2017 Best Paper Awards

The Science Unbound Foundation has announced its 2017 award winners for best scientific papers by investigators at Indiana University-Bloomington, the University of Alabama at Birmingham (UAB) and the New York Obesity Research Center at Columbia University College of Physicians and Surgeons, and Albert Einstein College of Medicine. The awards, plaque and cash prizes are for works published in 2017 in the areas of obesity, nutrition, statistics and public health.

Elizabeth Bartelt, predoctoral scholar at the Indiana University School of Public Health-Bloomington, was awarded best paper by an IUB-based student investigator in the area of public health. Her paper, “Bisexual Identity in the Context of Parenthood: An Exploratory Qualitative Study of Self-Identified Bisexual Parents in the United States”, was published November, 2017 in the Journal of Bisexuality, https://doi.org/10.1080/15299716.2017.1384947.
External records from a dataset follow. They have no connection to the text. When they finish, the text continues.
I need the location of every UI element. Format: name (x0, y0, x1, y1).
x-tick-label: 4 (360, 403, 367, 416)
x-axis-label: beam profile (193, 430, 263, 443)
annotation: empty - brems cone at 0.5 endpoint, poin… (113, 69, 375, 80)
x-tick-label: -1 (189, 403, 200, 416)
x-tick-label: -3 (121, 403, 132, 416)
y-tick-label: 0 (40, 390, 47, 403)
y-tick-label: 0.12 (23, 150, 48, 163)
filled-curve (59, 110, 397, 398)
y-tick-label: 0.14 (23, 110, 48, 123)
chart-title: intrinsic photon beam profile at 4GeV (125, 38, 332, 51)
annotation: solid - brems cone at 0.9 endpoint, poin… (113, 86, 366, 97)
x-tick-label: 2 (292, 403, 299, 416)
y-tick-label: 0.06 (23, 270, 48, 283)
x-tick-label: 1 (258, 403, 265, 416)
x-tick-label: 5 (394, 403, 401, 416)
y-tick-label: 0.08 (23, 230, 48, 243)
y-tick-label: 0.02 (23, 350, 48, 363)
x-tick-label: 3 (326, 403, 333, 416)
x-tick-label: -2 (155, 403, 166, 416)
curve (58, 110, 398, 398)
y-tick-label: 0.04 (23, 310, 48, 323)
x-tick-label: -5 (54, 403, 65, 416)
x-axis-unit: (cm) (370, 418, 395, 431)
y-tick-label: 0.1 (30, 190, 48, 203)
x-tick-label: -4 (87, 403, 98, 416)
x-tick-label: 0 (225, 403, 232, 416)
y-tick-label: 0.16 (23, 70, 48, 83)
Brandon George, PhD, now an assistant professor in the Thomas Jefferson University Jefferson College of Population Health, and was formerly a postdoctoral researcher with the UAB Office of Energetics. He was awarded best paper by an UAB-based investigator in the area of statistics. His paper, “Randomization to Randomization Probability: Estimating Treatment Effects Under Actual Conditions of Use” was published April 13, 2017 in Psychological Methods, http://dx.doi.org/10.1037/met0000138.


Yabing Chen, PhD, Professor in UAB’s Department of Pathology and Ganesh Halade, PhD, Associate Professor in the Department of Medicine – Cardiovascular Diseases Division, were jointly awarded best paper by UAB-based investigators in the area of obesity or nutrition.
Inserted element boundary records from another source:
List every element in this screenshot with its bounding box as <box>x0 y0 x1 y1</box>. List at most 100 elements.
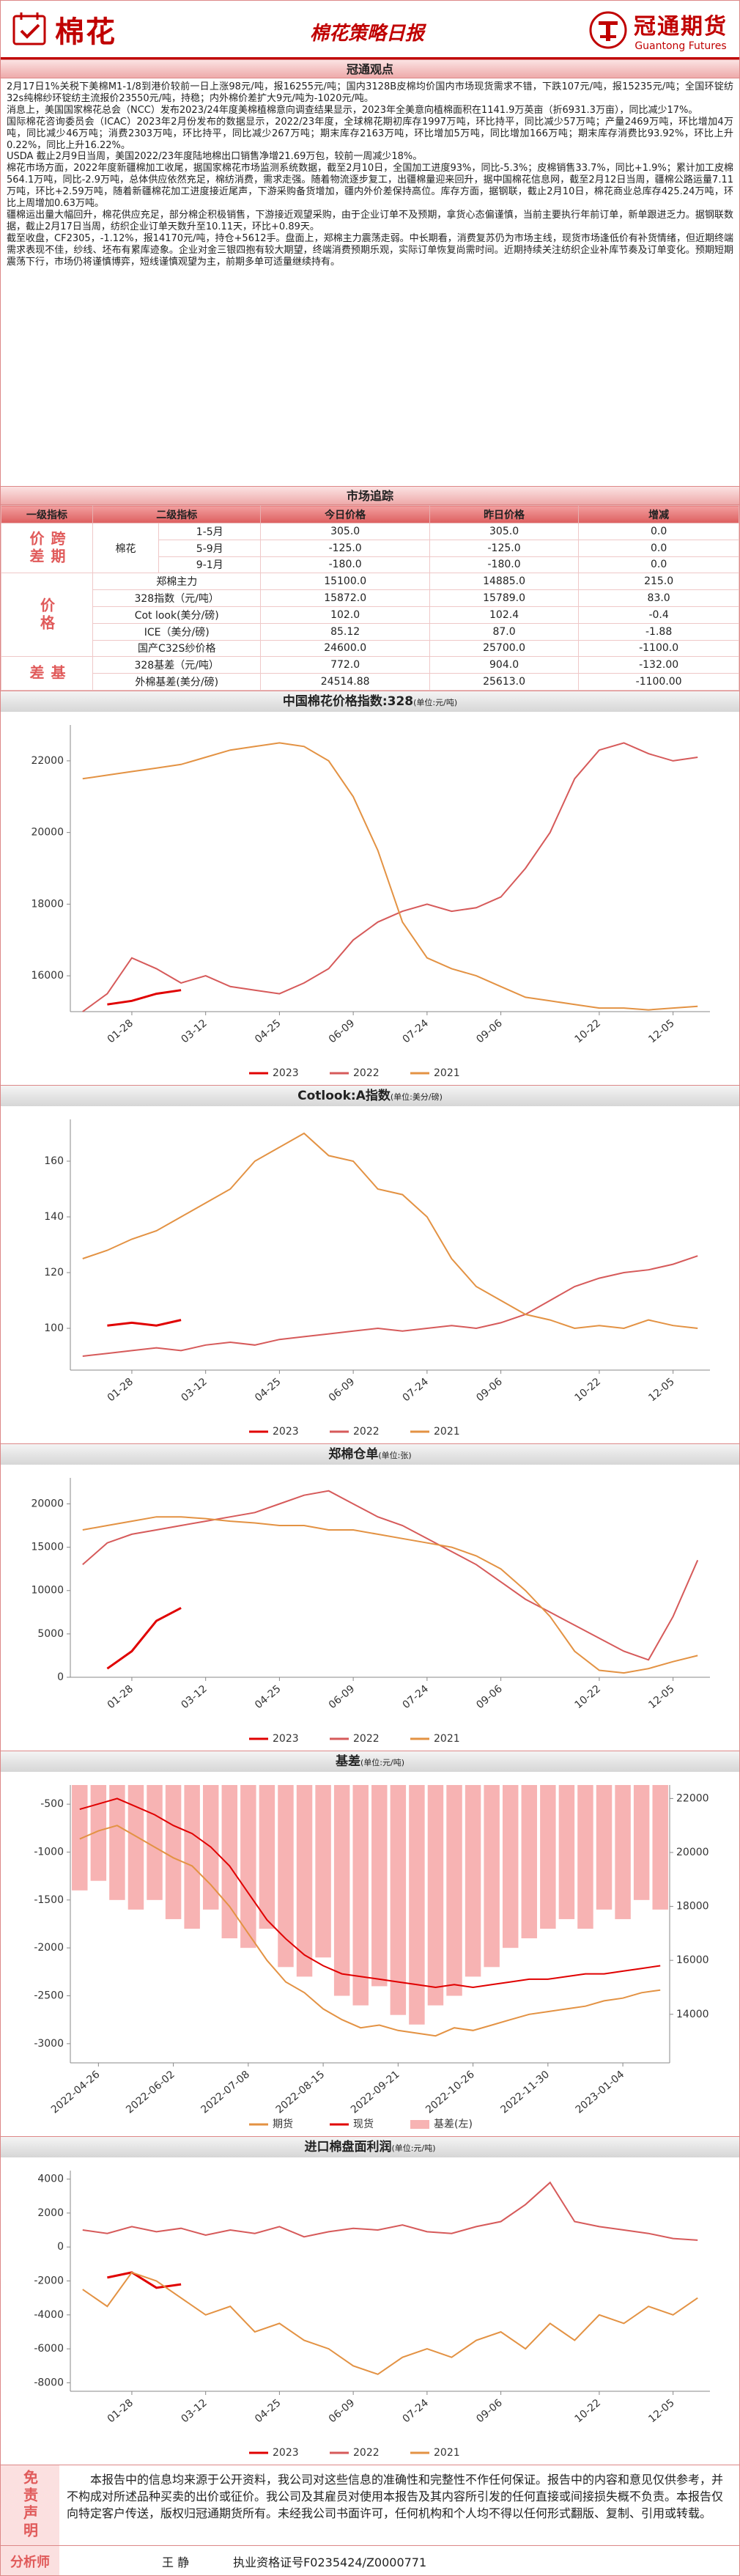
name-cell: 328基差（元/吨） <box>92 656 262 674</box>
name-cell: Cot look(美分/磅) <box>92 606 262 624</box>
value-cell: 87.0 <box>429 622 580 641</box>
header-cell: 二级指标 <box>92 505 262 523</box>
chart-unit: (单位:元/吨) <box>413 697 458 707</box>
bar <box>165 1784 182 1919</box>
y-tick-label: 18000 <box>31 898 64 910</box>
x-tick-label: 2022-04-26 <box>49 2069 103 2116</box>
bar <box>352 1784 369 2006</box>
y-tick-label: 22000 <box>31 755 64 767</box>
market-table: 一级指标 二级指标 今日价格 昨日价格 增减 跨期价差 棉花 1-5月 305.0 305.0 0.… <box>1 505 739 691</box>
chart: 进口棉盘面利润(单位:元/吨) -8000 -6000 -4000 -2000 0 2000… <box>1 2135 739 2465</box>
bar <box>427 1784 444 2006</box>
analyst-name: 王 静 <box>162 2555 190 2570</box>
bar <box>127 1784 144 1910</box>
section-title: 市场追踪 <box>1 486 739 505</box>
chart-plot: -3000 -2500 -2000 -1500 -1000 -500 14000 16000 1… <box>34 1784 709 2130</box>
chart-title: 郑棉仓单(单位:张) <box>1 1443 739 1465</box>
x-tick-label: 04-25 <box>253 1376 283 1404</box>
x-tick-label: 10-22 <box>573 1017 603 1045</box>
line-series <box>82 1516 698 1674</box>
disclaimer-text: 本报告中的信息均来源于公开资料，我公司对这些信息的准确性和完整性不作任何保证。报… <box>67 2472 724 2520</box>
bar <box>484 1784 500 1968</box>
x-tick-label: 2022-08-15 <box>274 2069 328 2116</box>
x-tick-label: 03-12 <box>179 1017 209 1045</box>
y-tick-label: -8000 <box>34 2377 64 2388</box>
disclaimer-label: 免责声明 <box>1 2465 59 2545</box>
charts: 中国棉花价格指数:328(单位:元/吨) 16000 18000 20000 22000… <box>1 690 739 2465</box>
line-series <box>79 1825 661 2037</box>
table-row: 基差 328基差（元/吨） 772.0 904.0 -132.00 <box>1 656 739 691</box>
value-cell: 102.0 <box>260 606 430 624</box>
chart: 基差(单位:元/吨) -3000 -2500 -2000 -1500 -1000 -500 1… <box>1 1750 739 2136</box>
x-tick-label: 07-24 <box>401 1376 432 1404</box>
y-tick-label: -500 <box>40 1798 64 1810</box>
y-tick-label: -2000 <box>34 2275 64 2286</box>
y-tick-label: -3000 <box>34 2038 64 2050</box>
legend-label: 现货 <box>353 2118 374 2130</box>
bar <box>315 1784 331 1958</box>
x-tick-label: 01-28 <box>106 1683 136 1711</box>
chart-title: Cotlook:A指数(单位:美分/磅) <box>1 1085 739 1106</box>
logo-icon <box>12 12 46 45</box>
chart: Cotlook:A指数(单位:美分/磅) 100 120 140 160 01-28 03-… <box>1 1084 739 1443</box>
bar <box>278 1784 294 1968</box>
x-tick-label: 2022-09-21 <box>349 2069 402 2116</box>
y2-tick-label: 18000 <box>676 1901 709 1913</box>
bar <box>521 1784 538 1939</box>
group-cell: 跨期价差 <box>1 522 93 574</box>
analyst-info: 王 静 执业资格证号F0235424/Z0000771 <box>59 2546 739 2575</box>
x-tick-label: 01-28 <box>106 1376 136 1404</box>
value-cell: 14885.0 <box>429 573 580 591</box>
name-cell: 9-1月 <box>158 556 262 574</box>
report-title: 棉花策略日报 <box>309 23 424 45</box>
bar <box>596 1784 613 1910</box>
bar <box>446 1784 462 1996</box>
legend-label: 2023 <box>273 2447 299 2459</box>
y-tick-label: 0 <box>57 1671 64 1683</box>
x-tick-label: 06-09 <box>327 1376 357 1404</box>
bar <box>577 1784 593 1929</box>
x-tick-label: 03-12 <box>179 1683 209 1711</box>
legend-label: 2023 <box>273 1067 299 1079</box>
bar <box>633 1784 650 1900</box>
chart-unit: (单位:元/吨) <box>360 1757 404 1767</box>
analysis-text: 2月17日1%关税下美棉M1-1/8到港价较前一日上涨98元/吨，报16255元… <box>1 78 739 486</box>
company-name: 冠通期货 <box>634 14 728 40</box>
bar <box>465 1784 481 1977</box>
y-tick-label: 160 <box>44 1155 64 1167</box>
header-cell: 昨日价格 <box>429 505 580 523</box>
x-tick-label: 07-24 <box>401 2397 432 2425</box>
x-tick-label: 12-05 <box>646 2397 676 2425</box>
disclaimer: 免责声明 本报告中的信息均来源于公开资料，我公司对这些信息的准确性和完整性不作任… <box>1 2464 739 2545</box>
table-row: 328指数（元/吨） 15872.0 15789.0 83.0 <box>1 589 739 607</box>
legend-label: 2021 <box>434 1733 460 1745</box>
paragraph: 消息上，美国国家棉花总会（NCC）发布2023/24年度美棉植棉意向调查结果显示… <box>7 104 698 116</box>
bar <box>558 1784 575 1919</box>
chart-title-text: 郑棉仓单 <box>328 1446 379 1462</box>
legend-label: 2021 <box>434 2447 460 2459</box>
bar <box>296 1784 313 1977</box>
value-cell: 24600.0 <box>260 639 430 658</box>
y-tick-label: 4000 <box>37 2174 64 2185</box>
chart-title-text: 进口棉盘面利润 <box>304 2139 392 2154</box>
chart-title: 进口棉盘面利润(单位:元/吨) <box>1 2136 739 2157</box>
analyst: 分析师 王 静 执业资格证号F0235424/Z0000771 <box>1 2544 739 2575</box>
y-tick-label: 16000 <box>31 970 64 982</box>
value-cell: -1100.0 <box>578 639 739 658</box>
value-cell: 85.12 <box>260 622 430 641</box>
value-cell: 0.0 <box>578 539 739 557</box>
name-cell: 5-9月 <box>158 539 262 557</box>
paragraph: 2月17日1%关税下美棉M1-1/8到港价较前一日上涨98元/吨，报16255元… <box>7 81 733 104</box>
sub-cell: 棉花 <box>92 522 159 574</box>
y2-tick-label: 22000 <box>676 1792 709 1804</box>
paragraph: 国际棉花咨询委员会（ICAC）2023年2月份发布的数据显示，2022/23年度… <box>7 116 733 151</box>
name-cell: 国产C32S纱价格 <box>92 639 262 658</box>
legend-label: 2023 <box>273 1733 299 1745</box>
x-tick-label: 10-22 <box>573 1683 603 1711</box>
value-cell: 904.0 <box>429 656 580 674</box>
line-series <box>79 1797 661 1988</box>
analyst-label: 分析师 <box>1 2545 59 2575</box>
y-tick-label: 20000 <box>31 1498 64 1509</box>
chart-title: 基差(单位:元/吨) <box>1 1751 739 1772</box>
Dr. Chen’s paper, “Dietary potassium regulates vascular calcification and arterial stiffness” was published in the October 5, 2017 issue of JCI Insights, https://doi.org/10.1172/jci.insight.94920.


Dr. Halade’s paper, “Interaction of 12/15-lipoxygenase with fatty acids alters the leukocyte kinetics leading to improved postmyocardial infarction healing” was published in April 2017, https://doi:10.1152/ajpheart.00040.2017.
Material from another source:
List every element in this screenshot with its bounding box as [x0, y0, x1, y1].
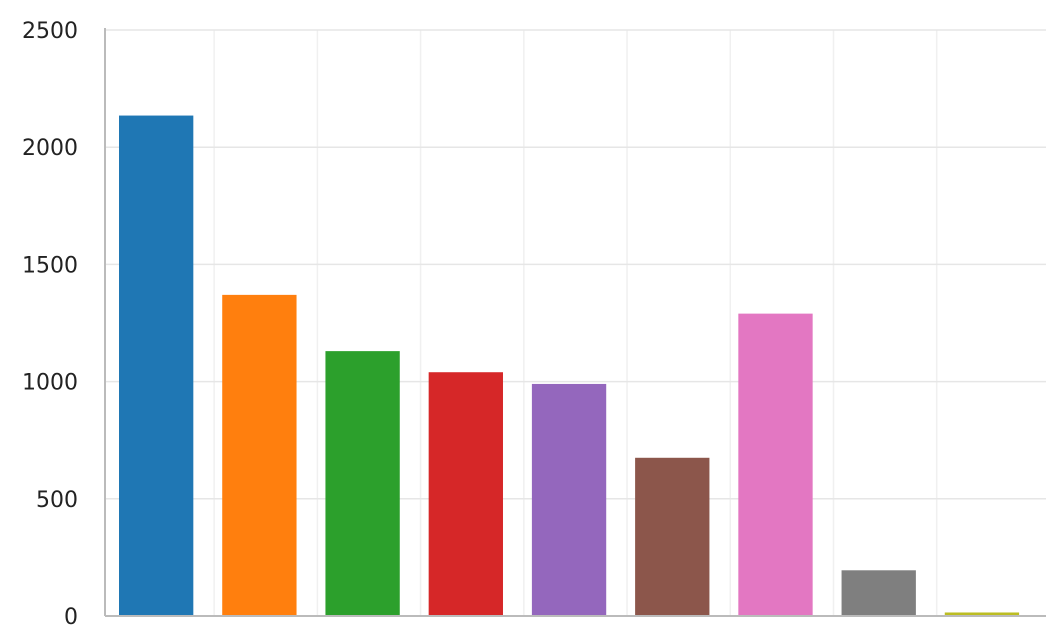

Lisa Cole Burnett, PhD, assistant professor at Columbia University and the New York Obesity Research Center, was awarded best paper on obesity-related research by an investigator affiliated with the New York Obesity Research Center.  Her paper, “Determination of the half life of circulating leptin in the mouse” was published in the March 2017 issue of The International Journal of Obesity (London), https://doi:10.1038/ijo.2016.238.


Louis P. Watanabe, MS a student in the UAB Department of Biology, was awarded best paper for his paper, “Characterization of the Rotating Exercise Quantification System (REQS), a novel Drosophila exercise quantification apparatus”. The paper was published in the April 19, 2016 issue of PLOS One, https://doi.org/10.1371/journal.pone.0185090.



The institutions named in the awards were selected on the basis of their demonstrated strength at promoting careers of young investigators in the areas of obesity, nutrition, statistics and public health.